Alguma vez se cruzou com um homem que parece estar preso num ciclo interminável de conquistas amorosas ou que é um romântico incurável, incapaz de resistir à tentação de se apaixonar? Este artigo procura desvendar o mistério por detrás deste comportamento, recorrendo à Psicologia Analítica.
Na Psicologia Analítica, quando nos referimos a um ciclo vicioso, padrão comportamental ou estilo de vida, estamos, na verdade, a falar de um "complexo". Então, o que é um complexo? E o que é o complexo do Don Juan?

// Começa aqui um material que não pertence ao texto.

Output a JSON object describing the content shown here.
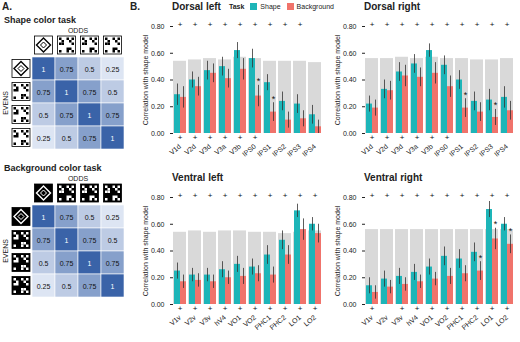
{
  "panel_a": {
    "label": "A.",
    "tasks": [
      {
        "title": "Shape color task",
        "column_header": "ODDS",
        "row_header": "EVENS",
        "matrix": [
          [
            1,
            0.75,
            0.5,
            0.25
          ],
          [
            0.75,
            1,
            0.75,
            0.5
          ],
          [
            0.5,
            0.75,
            1,
            0.75
          ],
          [
            0.25,
            0.5,
            0.75,
            1
          ]
        ]
      },
      {
        "title": "Background color task",
        "column_header": "ODDS",
        "row_header": "EVENS",
        "matrix": [
          [
            1,
            0.75,
            0.5,
            0.25
          ],
          [
            0.75,
            1,
            0.75,
            0.5
          ],
          [
            0.5,
            0.75,
            1,
            0.75
          ],
          [
            0.25,
            0.5,
            0.75,
            1
          ]
        ]
      }
    ]
  },
  "panel_b_label": "B.",
  "chart_data": [
    {
      "type": "bar",
      "title": "Dorsal left",
      "legend": "top",
      "legend_title": "Task",
      "categories": [
        "V1d",
        "V2d",
        "V3d",
        "V3a",
        "V3b",
        "IPS0",
        "IPS1",
        "IPS2",
        "IPS3",
        "IPS4"
      ],
      "ylabel": "Correlation with shape model",
      "ylim": [
        0,
        0.8
      ],
      "yticks": [
        {
          "value": 0,
          "label": "0.00"
        },
        {
          "value": 0.2,
          "label": "0.20"
        },
        {
          "value": 0.4,
          "label": "0.40"
        },
        {
          "value": 0.6,
          "label": "0.60"
        },
        {
          "value": 0.8,
          "label": "0.80"
        }
      ],
      "series": [
        {
          "name": "Shape",
          "color": "#1db5b8",
          "values": [
            0.29,
            0.4,
            0.47,
            0.5,
            0.62,
            0.56,
            0.38,
            0.24,
            0.22,
            0.14
          ],
          "errors": [
            0.08,
            0.06,
            0.07,
            0.07,
            0.06,
            0.07,
            0.06,
            0.07,
            0.07,
            0.07
          ],
          "significant": [
            true,
            true,
            true,
            true,
            true,
            true,
            true,
            true,
            true,
            false
          ]
        },
        {
          "name": "Background",
          "color": "#f0736b",
          "values": [
            0.27,
            0.35,
            0.45,
            0.41,
            0.48,
            0.28,
            0.16,
            0.1,
            0.11,
            0.05
          ],
          "errors": [
            0.08,
            0.07,
            0.07,
            0.07,
            0.08,
            0.08,
            0.07,
            0.06,
            0.06,
            0.05
          ],
          "significant": [
            true,
            true,
            true,
            true,
            true,
            true,
            false,
            false,
            false,
            false
          ]
        }
      ],
      "noise_ceiling": [
        0.54,
        0.55,
        0.56,
        0.55,
        0.57,
        0.56,
        0.54,
        0.54,
        0.54,
        0.53
      ],
      "difference": [
        false,
        false,
        false,
        false,
        false,
        true,
        true,
        false,
        false,
        false
      ],
      "sig_symbol": "+",
      "diff_symbol": "*"
    },
    {
      "type": "bar",
      "title": "Dorsal right",
      "categories": [
        "V1d",
        "V2d",
        "V3d",
        "V3a",
        "V3b",
        "IPS0",
        "IPS1",
        "IPS2",
        "IPS3",
        "IPS4"
      ],
      "ylabel": "Correlation with shape model",
      "ylim": [
        0,
        0.8
      ],
      "yticks": [
        {
          "value": 0,
          "label": "0.00"
        },
        {
          "value": 0.2,
          "label": "0.20"
        },
        {
          "value": 0.4,
          "label": "0.40"
        },
        {
          "value": 0.6,
          "label": "0.60"
        },
        {
          "value": 0.8,
          "label": "0.80"
        }
      ],
      "series": [
        {
          "name": "Shape",
          "color": "#1db5b8",
          "values": [
            0.22,
            0.33,
            0.46,
            0.52,
            0.62,
            0.51,
            0.4,
            0.24,
            0.25,
            0.27
          ],
          "errors": [
            0.06,
            0.07,
            0.07,
            0.07,
            0.05,
            0.07,
            0.07,
            0.07,
            0.08,
            0.08
          ],
          "significant": [
            true,
            true,
            true,
            true,
            true,
            true,
            true,
            true,
            true,
            true
          ]
        },
        {
          "name": "Background",
          "color": "#f0736b",
          "values": [
            0.19,
            0.32,
            0.43,
            0.42,
            0.45,
            0.35,
            0.19,
            0.16,
            0.12,
            0.17
          ],
          "errors": [
            0.06,
            0.07,
            0.08,
            0.07,
            0.08,
            0.08,
            0.07,
            0.07,
            0.06,
            0.07
          ],
          "significant": [
            true,
            true,
            true,
            true,
            true,
            true,
            false,
            false,
            false,
            false
          ]
        }
      ],
      "noise_ceiling": [
        0.56,
        0.56,
        0.57,
        0.56,
        0.57,
        0.56,
        0.56,
        0.55,
        0.55,
        0.56
      ],
      "difference": [
        false,
        false,
        false,
        false,
        false,
        false,
        true,
        false,
        true,
        false
      ],
      "sig_symbol": "+",
      "diff_symbol": "*"
    },
    {
      "type": "bar",
      "title": "Ventral left",
      "categories": [
        "V1v",
        "V2v",
        "V3v",
        "hV4",
        "VO1",
        "VO2",
        "PHC1",
        "PHC2",
        "LO1",
        "LO2"
      ],
      "ylabel": "Correlation with shape model",
      "ylim": [
        0,
        0.8
      ],
      "yticks": [
        {
          "value": 0,
          "label": "0.00"
        },
        {
          "value": 0.2,
          "label": "0.20"
        },
        {
          "value": 0.4,
          "label": "0.40"
        },
        {
          "value": 0.6,
          "label": "0.60"
        },
        {
          "value": 0.8,
          "label": "0.80"
        }
      ],
      "series": [
        {
          "name": "Shape",
          "color": "#1db5b8",
          "values": [
            0.25,
            0.22,
            0.22,
            0.26,
            0.3,
            0.28,
            0.37,
            0.48,
            0.7,
            0.6
          ],
          "errors": [
            0.06,
            0.05,
            0.05,
            0.06,
            0.06,
            0.06,
            0.07,
            0.07,
            0.05,
            0.05
          ],
          "significant": [
            true,
            true,
            true,
            true,
            true,
            true,
            true,
            true,
            true,
            true
          ]
        },
        {
          "name": "Background",
          "color": "#f0736b",
          "values": [
            0.17,
            0.18,
            0.17,
            0.2,
            0.21,
            0.23,
            0.22,
            0.37,
            0.56,
            0.53
          ],
          "errors": [
            0.05,
            0.05,
            0.05,
            0.05,
            0.06,
            0.06,
            0.06,
            0.07,
            0.08,
            0.07
          ],
          "significant": [
            true,
            true,
            true,
            true,
            true,
            true,
            true,
            true,
            true,
            true
          ]
        }
      ],
      "noise_ceiling": [
        0.54,
        0.55,
        0.54,
        0.55,
        0.55,
        0.54,
        0.54,
        0.53,
        0.54,
        0.55
      ],
      "difference": [
        false,
        false,
        false,
        false,
        false,
        false,
        false,
        false,
        false,
        false
      ],
      "sig_symbol": "+",
      "diff_symbol": "*"
    },
    {
      "type": "bar",
      "title": "Ventral right",
      "categories": [
        "V1v",
        "V2v",
        "V3v",
        "hV4",
        "VO1",
        "VO2",
        "PHC1",
        "PHC2",
        "LO1",
        "LO2"
      ],
      "ylabel": "Correlation with shape model",
      "ylim": [
        0,
        0.8
      ],
      "yticks": [
        {
          "value": 0,
          "label": "0.00"
        },
        {
          "value": 0.2,
          "label": "0.20"
        },
        {
          "value": 0.4,
          "label": "0.40"
        },
        {
          "value": 0.6,
          "label": "0.60"
        },
        {
          "value": 0.8,
          "label": "0.80"
        }
      ],
      "series": [
        {
          "name": "Shape",
          "color": "#1db5b8",
          "values": [
            0.14,
            0.19,
            0.21,
            0.24,
            0.28,
            0.36,
            0.34,
            0.39,
            0.71,
            0.6
          ],
          "errors": [
            0.06,
            0.06,
            0.06,
            0.06,
            0.06,
            0.07,
            0.07,
            0.07,
            0.06,
            0.05
          ],
          "significant": [
            true,
            true,
            true,
            true,
            true,
            true,
            true,
            true,
            true,
            true
          ]
        },
        {
          "name": "Background",
          "color": "#f0736b",
          "values": [
            0.09,
            0.13,
            0.15,
            0.17,
            0.19,
            0.21,
            0.23,
            0.25,
            0.49,
            0.45
          ],
          "errors": [
            0.05,
            0.05,
            0.05,
            0.05,
            0.05,
            0.06,
            0.06,
            0.07,
            0.08,
            0.07
          ],
          "significant": [
            true,
            false,
            true,
            true,
            true,
            true,
            true,
            true,
            true,
            true
          ]
        }
      ],
      "noise_ceiling": [
        0.56,
        0.56,
        0.56,
        0.56,
        0.56,
        0.56,
        0.56,
        0.56,
        0.56,
        0.56
      ],
      "difference": [
        false,
        false,
        false,
        false,
        false,
        false,
        false,
        true,
        true,
        true
      ],
      "sig_symbol": "+",
      "diff_symbol": "*"
    }
  ]
}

Um complexo, na linguagem da psicologia junguiana, é uma espécie de nó emocional, composto por experiências que acumulamos e reforçamos ao longo da vida, e que se manifesta através de padrões comportamentais específicos. Este conceito, introduzido por Carl Jung, sugere que um complexo pode ter uma influência tão poderosa sobre a psique que pode criar uma personalidade independente dentro do indivíduo. Quando este complexo é ativado, o sujeito é envolvido por ele e deixa de ser ele próprio. É por isso que, na Idade Média, o amor era frequentemente visto como uma forma de possessão. Se esta ideia lhe parece estranha, pergunte-se: alguma vez se sentiu possuído pela paixão do amor? E que ações estranhas, tristes ou ridículas tomou sob a influência dessa paixão?
A ativação de um complexo pode ser ilustrada pela situação em que alguém é dominado pela raiva no trânsito ou quando um assunto particularmente sensível é abordado. Essa pessoa é subitamente dominada pela raiva porque foram pressionados "botões" emocionais que não estão bem integrados na sua psique. Porém, os complexos não são apenas forças negativas. Tal como qualquer outro elemento psíquico, um complexo tem tanto uma faceta positiva como negativa. Por exemplo, as nossas experiências com a nossa mãe podem levar à formação de um complexo materno positivo ou negativo. Pode encontrar mais informações sobre este tópico neste link.
A relação de um rapaz com a sua mãe e o seu pai pode desencadear uma série de consequências psicológicas e comportamentais. Neste artigo, o nosso foco recai sobre o fenómeno do Don Juanismo, que pode emergir dessas interações parentais. Antes de nos aprofundarmos neste tópico, é crucial entendermos a figura de Don Juan. Frequentemente associado ao comportamento mulherengo, este personagem tem sido uma presença constante tanto na literatura clássica como no senso comum.
Don Juan é um arquétipo que surgiu na cultura espanhola, talvez como uma sublimação intelectualizada e lírica de Tirso de Molina. Desde então, Don Juan tem sido retratado de várias formas, desde um libertino desalmado até um romântico incurável em busca do amor eterno. Independentemente da interpretação que cada um de nós infira sobre Don Juan, por vezes até baseada nas nossas experiências pessoais, acredito que ambas as descrições podem ser verdadeiras e até coexistir na mesma pessoa. Assim, podemos ter um Don Juan cruel, que exibe uma persona viril e arrogante, ou um Don Juan frágil, que é um eterno escravo dos caprichos do coração.
O que determina a formação de um ou outro tipo de Don Juan, ou a prevalência de um sobre o outro, é o conjunto de variáveis que se acumulam ao longo da vida de uma pessoa. A relação com os pais, em particular, desempenha um papel crucial na formação dos complexos paterno e materno.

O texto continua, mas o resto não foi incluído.